Yahoo's Third Way

  By Michael S. Malone           

             One of the more curious features of the current duel over the fate of Yahoo! is that a surprising number of Silicon Valleyites, whom one might think would cheer for the hometown entrepreneur Jerry Yang, have taken the side of the Outlanders arguing for a Microsoft take-over mid-wifed by the redoubtable, but ominous, Carl Icahn.

            I can hardly claim myself an exception to this:  in the pages of the Wall Street Journal, I called for Yahoo to take Microsoft’s offer; an opinion I repeated in my ABCNews column.

            Yet there is no small irony in taking this position.  After all, it wasn’t that long ago that Microsoft was Silicon Valley’s most feared competitor – and for Gates & Co. to even contemplate entering a new market was tantamount to a death sentence to the companies already there.  I don’t seem to remember anybody cheering on Microsoft when it crushed Netscape a decade ago.

            By the same token, it has also been a source of pride among Internet companies that theirs is a young person’s game, requiring the combination of intellectual flexibility, bravado and naiveté (i.e., not being crushed by the failures of the past) usually found only in youth.  So why, then, are we cheering on a septuagenarian corporate raider as he attacks a home-grown Web company run by one of the youngest Fortune 500 CEOs – raised in San Jose! – in America.

            The answer, I think, is a combination of indifference and contempt.  The indifference arises from the fact that Yahoo is largely seen as a once-great, but now fading, enterprise.  It was one of the hottest companies on the planet in the mid-nineties, crashed, made an extraordinary come-back in the dot-com era, crashed again, and managed to come back one more time.  But now, in a spectacular failure of vision, it has once again fallen on hard times.  And, as Silicon Valley is notoriously ruthless on fading companies, we have essentially written Yahoo off – despite the evidence of its past resurrections.

            The contempt is a little more complicated.  There is a sense in the Valley that Yahoo had a strong position and a huge opportunity – and then frittered it away over the last few years while Google raced past.  There is also the general feeling that Yang, though a brilliant guy and a co-founder of the company, is only CEO now to fill the vacuum left by the departure of Terry Semel  . . .and that he is in over his head.   Thus, his resistance to both the overtures and threats by Microsoft and Icahn is seen as less the product of reasoned strategy and more sheer petulance:  he doesn’t want to give up the company he created, he hates Microsoft to the point of madness, and he is willing to burn Yahoo to the ground before he lets anyone else have it.

            In fact, there is no evidence that any of this is true.  Indeed, Yang seems to have a number of loyal lieutenants and Board members ready to take his side in the matter.  They can’t all be crazy.

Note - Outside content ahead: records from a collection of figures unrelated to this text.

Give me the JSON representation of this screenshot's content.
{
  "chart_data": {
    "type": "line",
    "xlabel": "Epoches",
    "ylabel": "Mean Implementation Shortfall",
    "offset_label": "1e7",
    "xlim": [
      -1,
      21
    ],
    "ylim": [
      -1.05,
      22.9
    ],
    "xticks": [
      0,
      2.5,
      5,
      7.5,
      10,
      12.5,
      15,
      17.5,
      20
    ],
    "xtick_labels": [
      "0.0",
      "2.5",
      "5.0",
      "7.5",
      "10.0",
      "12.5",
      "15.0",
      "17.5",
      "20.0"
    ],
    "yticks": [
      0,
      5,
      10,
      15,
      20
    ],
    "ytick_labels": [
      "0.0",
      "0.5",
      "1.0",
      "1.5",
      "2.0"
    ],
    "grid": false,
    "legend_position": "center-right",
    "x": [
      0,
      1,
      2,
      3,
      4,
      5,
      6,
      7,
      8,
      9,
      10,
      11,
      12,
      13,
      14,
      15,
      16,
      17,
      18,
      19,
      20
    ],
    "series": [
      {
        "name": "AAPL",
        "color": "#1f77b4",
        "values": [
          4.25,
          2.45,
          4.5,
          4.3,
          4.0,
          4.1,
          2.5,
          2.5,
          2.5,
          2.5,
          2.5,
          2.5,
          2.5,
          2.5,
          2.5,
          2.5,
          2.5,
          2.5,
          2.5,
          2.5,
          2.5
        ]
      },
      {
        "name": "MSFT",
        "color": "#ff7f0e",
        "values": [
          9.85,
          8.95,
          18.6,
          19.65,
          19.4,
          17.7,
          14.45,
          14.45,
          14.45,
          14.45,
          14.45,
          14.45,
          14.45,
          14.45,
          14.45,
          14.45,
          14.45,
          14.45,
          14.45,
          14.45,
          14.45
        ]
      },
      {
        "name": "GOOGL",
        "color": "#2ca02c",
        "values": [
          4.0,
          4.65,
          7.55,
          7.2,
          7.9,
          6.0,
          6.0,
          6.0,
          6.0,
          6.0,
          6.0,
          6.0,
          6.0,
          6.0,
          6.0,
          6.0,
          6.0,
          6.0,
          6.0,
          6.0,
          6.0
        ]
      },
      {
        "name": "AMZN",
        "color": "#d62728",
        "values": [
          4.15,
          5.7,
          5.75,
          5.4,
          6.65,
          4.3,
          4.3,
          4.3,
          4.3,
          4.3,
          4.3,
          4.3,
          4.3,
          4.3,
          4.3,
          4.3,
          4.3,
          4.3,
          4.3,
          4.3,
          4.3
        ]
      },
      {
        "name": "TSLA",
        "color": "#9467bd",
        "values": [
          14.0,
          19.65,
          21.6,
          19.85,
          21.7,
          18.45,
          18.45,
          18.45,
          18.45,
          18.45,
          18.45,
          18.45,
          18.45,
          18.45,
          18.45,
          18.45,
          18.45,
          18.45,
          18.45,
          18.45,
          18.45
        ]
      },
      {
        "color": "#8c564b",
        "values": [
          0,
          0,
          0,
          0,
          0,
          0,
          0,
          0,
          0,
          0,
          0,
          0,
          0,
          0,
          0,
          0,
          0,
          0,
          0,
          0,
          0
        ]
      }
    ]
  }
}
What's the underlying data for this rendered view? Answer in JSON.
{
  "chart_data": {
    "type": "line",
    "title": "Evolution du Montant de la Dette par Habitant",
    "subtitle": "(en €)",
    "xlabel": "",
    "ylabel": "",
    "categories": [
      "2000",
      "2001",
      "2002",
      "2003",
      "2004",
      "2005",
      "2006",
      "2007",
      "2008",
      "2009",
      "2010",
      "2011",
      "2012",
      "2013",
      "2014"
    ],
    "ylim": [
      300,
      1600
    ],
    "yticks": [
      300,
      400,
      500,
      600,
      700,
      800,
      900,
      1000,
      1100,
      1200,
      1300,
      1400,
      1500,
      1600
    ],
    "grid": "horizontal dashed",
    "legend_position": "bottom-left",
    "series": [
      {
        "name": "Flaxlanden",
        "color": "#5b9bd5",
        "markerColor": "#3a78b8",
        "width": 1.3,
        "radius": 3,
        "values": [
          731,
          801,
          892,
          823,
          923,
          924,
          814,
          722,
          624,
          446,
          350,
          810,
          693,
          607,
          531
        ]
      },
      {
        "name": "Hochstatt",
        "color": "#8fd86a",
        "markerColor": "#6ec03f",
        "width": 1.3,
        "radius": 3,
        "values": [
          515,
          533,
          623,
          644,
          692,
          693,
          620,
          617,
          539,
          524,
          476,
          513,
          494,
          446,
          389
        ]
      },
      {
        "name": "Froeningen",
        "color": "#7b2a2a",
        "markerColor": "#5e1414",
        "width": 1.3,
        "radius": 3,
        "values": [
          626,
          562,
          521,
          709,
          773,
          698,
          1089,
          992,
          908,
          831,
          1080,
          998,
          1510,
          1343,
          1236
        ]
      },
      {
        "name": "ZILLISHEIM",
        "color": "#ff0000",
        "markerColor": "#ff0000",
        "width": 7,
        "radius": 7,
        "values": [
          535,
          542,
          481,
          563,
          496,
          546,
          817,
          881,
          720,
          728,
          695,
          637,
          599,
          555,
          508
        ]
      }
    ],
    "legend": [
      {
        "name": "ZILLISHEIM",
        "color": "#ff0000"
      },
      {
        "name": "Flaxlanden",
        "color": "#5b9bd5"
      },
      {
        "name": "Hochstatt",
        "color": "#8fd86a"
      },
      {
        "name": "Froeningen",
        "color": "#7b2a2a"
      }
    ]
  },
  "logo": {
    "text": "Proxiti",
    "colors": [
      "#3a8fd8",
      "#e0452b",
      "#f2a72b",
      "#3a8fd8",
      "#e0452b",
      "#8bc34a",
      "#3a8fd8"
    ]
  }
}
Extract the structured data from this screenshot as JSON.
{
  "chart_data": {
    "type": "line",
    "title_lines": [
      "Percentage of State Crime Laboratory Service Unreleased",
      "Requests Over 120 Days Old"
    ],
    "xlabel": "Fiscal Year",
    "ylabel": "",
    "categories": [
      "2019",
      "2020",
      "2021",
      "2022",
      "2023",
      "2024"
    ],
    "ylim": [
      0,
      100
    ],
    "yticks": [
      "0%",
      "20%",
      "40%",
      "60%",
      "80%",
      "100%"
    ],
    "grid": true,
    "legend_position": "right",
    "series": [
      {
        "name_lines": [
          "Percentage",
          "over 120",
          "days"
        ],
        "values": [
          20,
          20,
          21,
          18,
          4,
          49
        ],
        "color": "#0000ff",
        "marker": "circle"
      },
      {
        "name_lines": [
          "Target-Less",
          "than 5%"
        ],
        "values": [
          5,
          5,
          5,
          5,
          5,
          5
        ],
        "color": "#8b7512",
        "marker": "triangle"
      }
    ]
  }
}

            But they probably all are doomed.  At this point, it is hard to imagine how Yang and his team will ever hold off the combined forces of Microsoft and Icahn.  The two sides seem locked in an embrace that will only end with the ignominious departure of Yang and the triumph of Icahn and Ballmer.

            As for the rest of us, perhaps we should be careful what we wish for.  Silicon Valley may rue the day when it cheered a corporate raider in the destruction of one of its iconic companies.  As Google grows stronger, we also may find ourselves wondering whether we shouldn’t have given Yahoo the chance to revive itself one more time.  But most of all, as we watch Yahoo die – and it will die, because as far back as Shlumberger and Fairchild (indeed, even further) no Valley company has ever successfully survived the acquisition by an outside corporation.  Maybe it’s the water, certainly it’s the Valley culture, but the moment Yahoo is purchased by Microsoft its fate is sealed.

            So here is a thought problem for all of my fellow Silicon Valleyites, and all of those who don’t wish to see the annihilation of a once-great company – and the welcoming of two foxes into our neighborhood henhouse:  Is there a Third Way, another option, that neither keeps Yahoo at its current status quo under Jerry Yang, nor throws it to the wolves of Redmond.

            An employee-shareholder mutiny perhaps?  HP’s employees nearly pulled it off against Carly Fiorina.  A local merger perhaps – assuming that Google isn’t just toying with the company?  A consortium of local investors prepared to take the company private? 

            Silicon Valley is the home of innovative thinking, not just in technology but business management.  So how do we save Yahoo and make it world class again?  What did Thomas Wolfe say?  Look homeward angel (investor).